Choco Realty Corp., an affiliate of Children’s Hospital of Orange County, paid an undisclosed amount to PRG Investment Equities LP for the Orange Medical Complex, a seven-story medical office building near CHOC’s campus.
Market watchers expect more medical office buildings to trade hands in the near future as some 24 projects are either planned for development or are under construction in OC, according to an earlier Business Journal interview with John Wadsworth, vice president at the Irvine office of Colliers International.
This adds to the existing 190 medical office buildings with about 6.8 million square feet in the county.
Irvine Heritage Medical Plaza (see Healthcare column, page 66) has about six of 26 planned medical condominium units still available. Irvine Heritage, which is in an Irvine Spectrum area specifically earmarked for medical development, is set for a mid-November completion date.

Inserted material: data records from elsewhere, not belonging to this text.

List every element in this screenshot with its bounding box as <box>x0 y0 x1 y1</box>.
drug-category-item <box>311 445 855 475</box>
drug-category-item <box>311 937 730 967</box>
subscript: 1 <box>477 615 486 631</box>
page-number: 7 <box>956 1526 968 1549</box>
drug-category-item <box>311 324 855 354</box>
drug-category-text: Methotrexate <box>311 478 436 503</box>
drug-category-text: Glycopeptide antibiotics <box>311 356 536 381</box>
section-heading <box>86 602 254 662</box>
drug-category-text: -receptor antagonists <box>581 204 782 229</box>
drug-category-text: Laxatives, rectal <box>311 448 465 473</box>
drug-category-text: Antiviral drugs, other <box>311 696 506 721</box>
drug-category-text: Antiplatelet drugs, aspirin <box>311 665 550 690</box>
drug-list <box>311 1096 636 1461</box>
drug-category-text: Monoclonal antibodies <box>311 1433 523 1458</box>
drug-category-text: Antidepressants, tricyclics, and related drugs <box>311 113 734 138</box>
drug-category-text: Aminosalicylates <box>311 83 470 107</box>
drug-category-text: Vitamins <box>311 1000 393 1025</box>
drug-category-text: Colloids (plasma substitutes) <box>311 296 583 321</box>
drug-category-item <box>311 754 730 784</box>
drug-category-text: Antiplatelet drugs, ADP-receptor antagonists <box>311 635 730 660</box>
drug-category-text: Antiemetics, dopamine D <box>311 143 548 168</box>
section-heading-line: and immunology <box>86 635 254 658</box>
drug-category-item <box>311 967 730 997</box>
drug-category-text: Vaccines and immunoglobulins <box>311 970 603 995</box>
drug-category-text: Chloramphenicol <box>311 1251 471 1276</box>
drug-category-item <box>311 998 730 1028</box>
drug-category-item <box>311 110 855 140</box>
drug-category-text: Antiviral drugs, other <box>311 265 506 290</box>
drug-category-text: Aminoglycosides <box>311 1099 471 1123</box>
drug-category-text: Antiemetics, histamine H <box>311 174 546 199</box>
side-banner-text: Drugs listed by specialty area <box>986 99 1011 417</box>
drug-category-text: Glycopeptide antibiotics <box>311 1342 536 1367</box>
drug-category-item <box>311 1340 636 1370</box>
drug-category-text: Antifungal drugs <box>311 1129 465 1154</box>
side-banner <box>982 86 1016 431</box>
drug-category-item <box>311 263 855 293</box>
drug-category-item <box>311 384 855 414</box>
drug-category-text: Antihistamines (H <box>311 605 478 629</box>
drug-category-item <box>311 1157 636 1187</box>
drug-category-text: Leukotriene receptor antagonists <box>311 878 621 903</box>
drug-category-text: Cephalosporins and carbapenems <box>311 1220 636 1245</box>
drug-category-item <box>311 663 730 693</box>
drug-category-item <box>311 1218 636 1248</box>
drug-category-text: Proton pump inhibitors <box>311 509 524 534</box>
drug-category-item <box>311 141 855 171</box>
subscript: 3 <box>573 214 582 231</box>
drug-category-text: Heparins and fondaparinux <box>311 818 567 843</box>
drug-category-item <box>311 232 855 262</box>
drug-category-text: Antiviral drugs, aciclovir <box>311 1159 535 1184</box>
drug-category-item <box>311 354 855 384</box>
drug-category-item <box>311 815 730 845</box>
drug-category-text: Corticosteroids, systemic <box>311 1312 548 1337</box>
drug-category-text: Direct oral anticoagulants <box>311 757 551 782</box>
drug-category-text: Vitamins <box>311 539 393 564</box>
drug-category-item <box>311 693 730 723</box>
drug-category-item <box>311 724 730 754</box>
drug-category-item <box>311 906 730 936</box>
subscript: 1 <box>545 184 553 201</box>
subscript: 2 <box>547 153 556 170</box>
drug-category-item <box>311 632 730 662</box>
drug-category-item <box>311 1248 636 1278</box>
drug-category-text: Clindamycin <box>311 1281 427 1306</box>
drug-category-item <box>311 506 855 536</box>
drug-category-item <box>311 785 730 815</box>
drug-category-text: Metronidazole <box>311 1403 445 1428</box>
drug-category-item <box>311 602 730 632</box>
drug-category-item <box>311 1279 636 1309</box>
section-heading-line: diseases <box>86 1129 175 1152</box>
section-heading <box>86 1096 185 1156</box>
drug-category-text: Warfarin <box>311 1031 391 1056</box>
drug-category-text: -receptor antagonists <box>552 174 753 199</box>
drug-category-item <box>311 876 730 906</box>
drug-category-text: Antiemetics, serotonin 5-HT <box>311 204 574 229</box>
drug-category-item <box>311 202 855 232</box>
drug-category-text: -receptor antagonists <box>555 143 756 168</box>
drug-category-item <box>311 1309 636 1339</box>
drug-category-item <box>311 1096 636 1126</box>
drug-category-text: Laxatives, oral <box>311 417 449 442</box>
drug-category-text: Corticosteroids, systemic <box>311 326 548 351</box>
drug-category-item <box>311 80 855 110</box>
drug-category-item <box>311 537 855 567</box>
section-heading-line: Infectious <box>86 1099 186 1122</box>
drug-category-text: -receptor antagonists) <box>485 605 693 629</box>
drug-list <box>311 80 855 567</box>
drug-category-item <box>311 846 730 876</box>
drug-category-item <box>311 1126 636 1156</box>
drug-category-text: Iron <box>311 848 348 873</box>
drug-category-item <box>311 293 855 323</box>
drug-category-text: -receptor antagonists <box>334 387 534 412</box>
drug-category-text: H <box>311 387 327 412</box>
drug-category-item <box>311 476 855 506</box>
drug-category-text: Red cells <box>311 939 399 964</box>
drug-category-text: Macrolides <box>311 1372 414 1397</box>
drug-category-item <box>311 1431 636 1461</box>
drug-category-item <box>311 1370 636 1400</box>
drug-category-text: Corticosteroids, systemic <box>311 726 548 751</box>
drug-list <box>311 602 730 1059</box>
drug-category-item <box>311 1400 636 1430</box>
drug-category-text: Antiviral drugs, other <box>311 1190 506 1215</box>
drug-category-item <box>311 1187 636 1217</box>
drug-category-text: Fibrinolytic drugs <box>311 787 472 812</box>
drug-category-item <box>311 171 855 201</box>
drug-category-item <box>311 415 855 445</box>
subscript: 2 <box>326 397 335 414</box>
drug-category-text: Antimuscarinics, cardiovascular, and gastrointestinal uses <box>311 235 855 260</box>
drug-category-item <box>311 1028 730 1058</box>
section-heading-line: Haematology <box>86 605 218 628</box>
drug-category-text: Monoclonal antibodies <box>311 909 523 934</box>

In Fullerton, Accretive Realty Advisors Inc. of Newport Beach is moving ahead with Providence Center, a mix of medical and retail space. Providence, which is located west of St. Jude Medical Center, counts more than 100,000 square feet of space offered to doctors.
And in Costa Mesa, Wadsworth is marketing Pacific Medical Plaza, a four-story, 76,500-square-foot medical office building near Hoag Memorial Hospital Presbyterian.
Brown Associates of Irvine is developing the $18 million Pacific Medical Plaza on the site of two former trailer parks.